VIDEOS: Data @Scale Boston

Facebook hosted Data @Scale Boston at the Liberty Hotel last week, and the social network provided videos of the event’s presentations in the Data @Scale Boston group and on YouTube.

DataAtScaleBoston650Facebook hosted Data @Scale Boston at the Liberty Hotel last week, and the social network provided videos of the event’s presentations in the Data @Scale Boston group and on YouTube.

The videos are:

Welcome: Ryan Mack, Facebook Boston site lead.

@Scale is a series of technical conferences for engineers who build or maintain systems that are designed for scale.

Query Evaluation Using Dynamic Code Generation: Magnus Bjornsson, senior director of engineering, Oracle.

Typical query evaluation in a database uses a static evaluator, which is built to handle all types of queries. For performance reasons, it has become more and more common in recent years to dynamically build the evaluator based on the query itself (using JIT compilation). In this talk, I’ll talk about the approach that we at Oracle/Endeca took in our own columnar, in-memory data store to dynamically generate the query evaluator at query time.

Data Movement for Distributed Execution: Derrick Rice, software engineer, HP Vertica.

Networked data-movement techniques are critical to scalability in distributed computing. As data sets have grown and analytics have increased in complexity, traditional approaches have run into some surprising problems. Exhaustion of ephemeral ports and OS buffers. Deadlock and unexpected performance degradations. Extraordinary overhead costs. Congestion control challenges and firmware corner cases.

This talk will introduce HP Vertica’s data-transmission layer and the challenges encountered in the context of its distributed execution engine. We will share our journey from a naive implementation to a topology-aware data flow. We will also look at what can be learned from other technologies and ask, “What’s next?” Looking forward, operating at scale will continue to reveal problems and require new techniques.

Scaling to Over 1,000,000 Requests per Second: Beth Logan, senior director of optimization, DataXu.

DataXu’s decisioning technology handles more than 1 million ad requests per second.

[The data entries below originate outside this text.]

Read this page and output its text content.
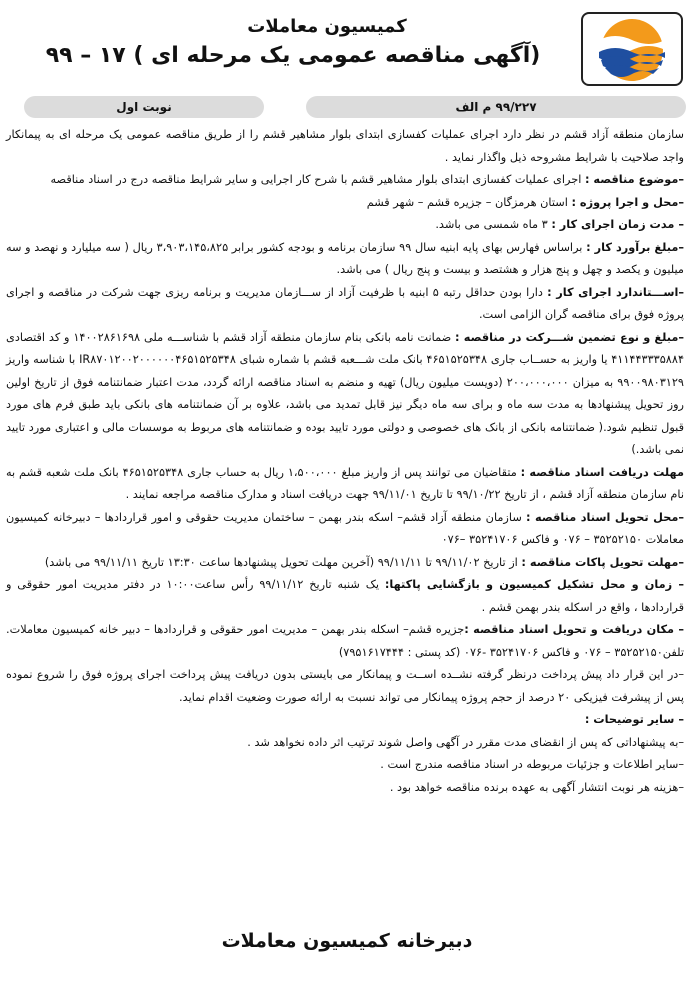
کمیسیون معاملات
(آگهی مناقصه عمومی یک مرحله ای ) ۱۷ – ۹۹
۹۹/۲۲۷ م الف
نوبت اول

سازمان منطقه آزاد قشم در نظر دارد اجرای عملیات کفسازی ابتدای بلوار مشاهیر قشم را از طریق مناقصه عمومی یک مرحله ای به پیمانکار واجد صلاحیت با شرایط مشروحه ذیل واگذار نماید .

–موضوع مناقصه : اجرای عملیات کفسازی ابتدای بلوار مشاهیر قشم با شرح کار اجرایی و سایر شرایط مناقصه درج در اسناد مناقصه

–محل و اجرا پروژه : استان هرمزگان – جزیره قشم – شهر قشم

– مدت زمان اجرای کار : ۳ ماه شمسی می باشد.

–مبلغ برآورد کار : براساس فهارس بهای پایه ابنیه سال ۹۹ سازمان برنامه و بودجه کشور برابر ۳،۹۰۳،۱۴۵،۸۲۵ ریال ( سه میلیارد و نهصد و سه میلیون و یکصد و چهل و پنج هزار و هشتصد و بیست و پنج ریال ) می باشد.

–اســـتاندارد اجرای کار : دارا بودن حداقل رتبه ۵ ابنیه با ظرفیت آزاد از ســـازمان مدیریت و برنامه ریزی جهت شرکت در مناقصه و اجرای پروژه فوق برای مناقصه گران الزامی است.

–مبلغ و نوع تضمین شـــرکت در مناقصه : ضمانت نامه بانکی بنام سازمان منطقه آزاد قشم با شناســـه ملی ۱۴۰۰۲۸۶۱۶۹۸ و کد اقتصادی ۴۱۱۴۴۳۳۳۵۸۸۴ یا واریز به حســاب جاری ۴۶۵۱۵۲۵۳۴۸ بانک ملت شـــعبه قشم با شماره شبای IR۸۷۰۱۲۰۰۲۰۰۰۰۰۰۴۶۵۱۵۲۵۳۴۸ با شناسه واریز ۹۹۰۰۹۸۰۳۱۲۹ به میزان ۲۰۰،۰۰۰،۰۰۰ (دویست میلیون ریال) تهیه و منضم به اسناد مناقصه ارائه گردد، مدت اعتبار ضمانتنامه فوق از تاریخ اولین روز تحویل پیشنهادها به مدت سه ماه و برای سه ماه دیگر نیز قابل تمدید می باشد، علاوه بر آن ضمانتنامه های بانکی باید طبق فرم های مورد قبول تنظیم شود.( ضمانتنامه بانکی از بانک های خصوصی و دولتی مورد تایید بوده و ضمانتنامه های مربوط به موسسات مالی و اعتباری مورد تایید نمی باشد.)

مهلت دریافت اسناد مناقصه : متقاضیان می توانند پس از واریز مبلغ ۱،۵۰۰،۰۰۰ ریال به حساب جاری ۴۶۵۱۵۲۵۳۴۸ بانک ملت شعبه قشم به نام سازمان منطقه آزاد قشم ، از تاریخ ۹۹/۱۰/۲۲ تا تاریخ ۹۹/۱۱/۰۱ جهت دریافت اسناد و مدارک مناقصه مراجعه نمایند .

–محل تحویل اسناد مناقصه : سازمان منطقه آزاد قشم– اسکه بندر بهمن – ساختمان مدیریت حقوقی و امور قراردادها – دبیرخانه کمیسیون معاملات ۳۵۲۵۲۱۵۰ – ۰۷۶ و فاکس ۳۵۲۴۱۷۰۶ –۰۷۶

–مهلت تحویل پاکات مناقصه : از تاریخ ۹۹/۱۱/۰۲ تا ۹۹/۱۱/۱۱ (آخرین مهلت تحویل پیشنهادها ساعت ۱۳:۳۰ تاریخ ۹۹/۱۱/۱۱ می باشد)

– زمان و محل تشکیل کمیسیون و بازگشایی پاکتها: یک شنبه تاریخ ۹۹/۱۱/۱۲ رأس ساعت۱۰:۰۰ در دفتر مدیریت امور حقوقی و قراردادها ، واقع در اسکله بندر بهمن قشم .

– مکان دریافت و تحویل اسناد مناقصه :جزیره قشم– اسکله بندر بهمن – مدیریت امور حقوقی و قراردادها – دبیر خانه کمیسیون معاملات. تلفن۳۵۲۵۲۱۵۰ – ۰۷۶ و فاکس ۳۵۲۴۱۷۰۶ -۰۷۶ (کد پستی : ۷۹۵۱۶۱۷۴۴۴)

–در این قرار داد پیش پرداخت درنظر گرفته نشــده اســت و پیمانکار می بایستی بدون دریافت پیش پرداخت اجرای پروژه فوق را شروع نموده پس از پیشرفت فیزیکی ۲۰ درصد از حجم پروژه پیمانکار می تواند نسبت به ارائه صورت وضعیت اقدام نماید.

– سایر توضیحات :

–به پیشنهاداتی که پس از انقضای مدت مقرر در آگهی واصل شوند ترتیب اثر داده نخواهد شد .

–سایر اطلاعات و جزئیات مربوطه در اسناد مناقصه مندرج است .

–هزینه هر نوبت انتشار آگهی به عهده برنده مناقصه خواهد بود .

دبیرخانه کمیسیون معاملات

To put this into context, Google Search handles 5,000 to 10,000 transactions per second, and Twitter handles 5,000 to 7,000 transactions per second. Behind this statistic is an incredible architecture that has enabled us to scale. We use a blend of open-source and homegrown tools to place ads, record their impact and learn and deploy our decisioning models automatically, all while running 24×7 in over 30 countries worldwide. In this presentation, we will dive into some of these tools and discuss the challenges we faced and the tradeoffs we made.

Cold Storage at Facebook: Ritesh Kumar, software engineer, Facebook.

Cold storage is an internally used Exabyte-scale archival storage system developed completely in-house at Facebook. We discuss some of the salient design features of the cold-storage stack and how it fits into the specific low-power hardware requirements for cold storage and its unique workload characteristics. We will discuss multiple aspects of the software stack including methods to practically keep storage very durable and highly efficient, and handling realistic operations such as handling incremental cluster growth and tolerating a myriad of hardware failures at scale.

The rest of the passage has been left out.